Aquí hay diputados que accedieron a su puesto con promesas de obras que nada tienen que ver con su cometido legislativo, pero que nadie les reclamó. Es lamentable que una gran parte de los votantes no posea el juicio, el tiempo o los medios necesarios para evaluar a fondo las plataformas electorales. Las propuestas, a menudo, se presentan de forma demasiado técnica, compleja o, por el contrario, muy dispersas y con grandes pretensiones (grandilocuentes). Esto provoca una desconexión en la comprensión que es ocupada por otros elementos más sencillos de asimilar.

Parece casi una utopía que consigamos incentivar una ciudadanía más exigente y menos dada a la distracción; sin embargo, la táctica de buscar la polémica para ganar visibilidad es un mal que crece.
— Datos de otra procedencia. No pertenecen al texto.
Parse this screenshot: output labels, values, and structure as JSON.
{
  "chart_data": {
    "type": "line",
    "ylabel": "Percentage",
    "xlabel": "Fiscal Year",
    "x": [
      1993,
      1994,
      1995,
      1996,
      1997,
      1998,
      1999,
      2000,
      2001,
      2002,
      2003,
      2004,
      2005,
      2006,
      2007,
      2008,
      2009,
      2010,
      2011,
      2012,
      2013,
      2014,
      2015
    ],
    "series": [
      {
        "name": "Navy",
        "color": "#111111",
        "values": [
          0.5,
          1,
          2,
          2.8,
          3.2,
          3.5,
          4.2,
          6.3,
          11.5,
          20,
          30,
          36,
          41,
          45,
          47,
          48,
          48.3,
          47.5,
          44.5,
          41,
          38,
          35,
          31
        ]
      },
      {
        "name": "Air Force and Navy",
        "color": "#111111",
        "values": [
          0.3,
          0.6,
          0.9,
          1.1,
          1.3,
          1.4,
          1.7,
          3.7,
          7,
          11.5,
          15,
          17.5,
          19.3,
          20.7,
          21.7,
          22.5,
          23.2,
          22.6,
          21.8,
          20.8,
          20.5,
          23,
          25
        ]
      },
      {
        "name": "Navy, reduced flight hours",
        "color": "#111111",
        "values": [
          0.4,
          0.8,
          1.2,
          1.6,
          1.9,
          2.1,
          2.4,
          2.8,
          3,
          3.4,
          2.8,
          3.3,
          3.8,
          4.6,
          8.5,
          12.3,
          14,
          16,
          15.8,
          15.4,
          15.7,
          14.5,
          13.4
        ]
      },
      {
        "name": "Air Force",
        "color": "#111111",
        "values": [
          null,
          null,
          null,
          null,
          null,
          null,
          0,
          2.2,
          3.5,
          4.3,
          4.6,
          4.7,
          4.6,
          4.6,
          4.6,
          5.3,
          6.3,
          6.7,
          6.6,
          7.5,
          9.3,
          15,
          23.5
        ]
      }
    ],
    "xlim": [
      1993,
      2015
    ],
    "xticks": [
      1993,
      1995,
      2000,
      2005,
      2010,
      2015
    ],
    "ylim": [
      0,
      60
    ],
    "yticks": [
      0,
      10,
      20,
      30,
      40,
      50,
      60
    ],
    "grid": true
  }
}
La sensatez, que siempre he considerado la más alta de las virtudes, hoy se percibe como algo soso, irrelevante y suscita escaso interés. Aun así, insisto en la convicción de que debemos perseverar en el ejercicio sensato, mientras tengamos la oportunidad; siempre habrá quien valore la reflexión.

Lamentablemente, esta combinación de un debate público dominado por el rumor y una ciudadanía que no vota principalmente en función de planteamientos FACTIBLES y REALISTAS, constituye una mezcla nociva para la democracia. Degrada la calidad de quienes nos gobiernan, fomenta el escepticismo en la población y mantiene intactos los problemas estructurales que tanto daño hacen a la sociedad.

Estar hastiado de un problema es muy diferente a haberlo resuelto. ¿Qué trascendencia tiene lo que se dijo o se dejó de decir en una reunión, o quién se rumorea que estará o no en las papeletas para el 2028? Nada de eso está tallado en piedra ni es ley inmutable. Al final, lo verdaderamente importante es que tomemos conciencia del poder que poseemos las y los ciudadanos para impulsar el verdadero cambio.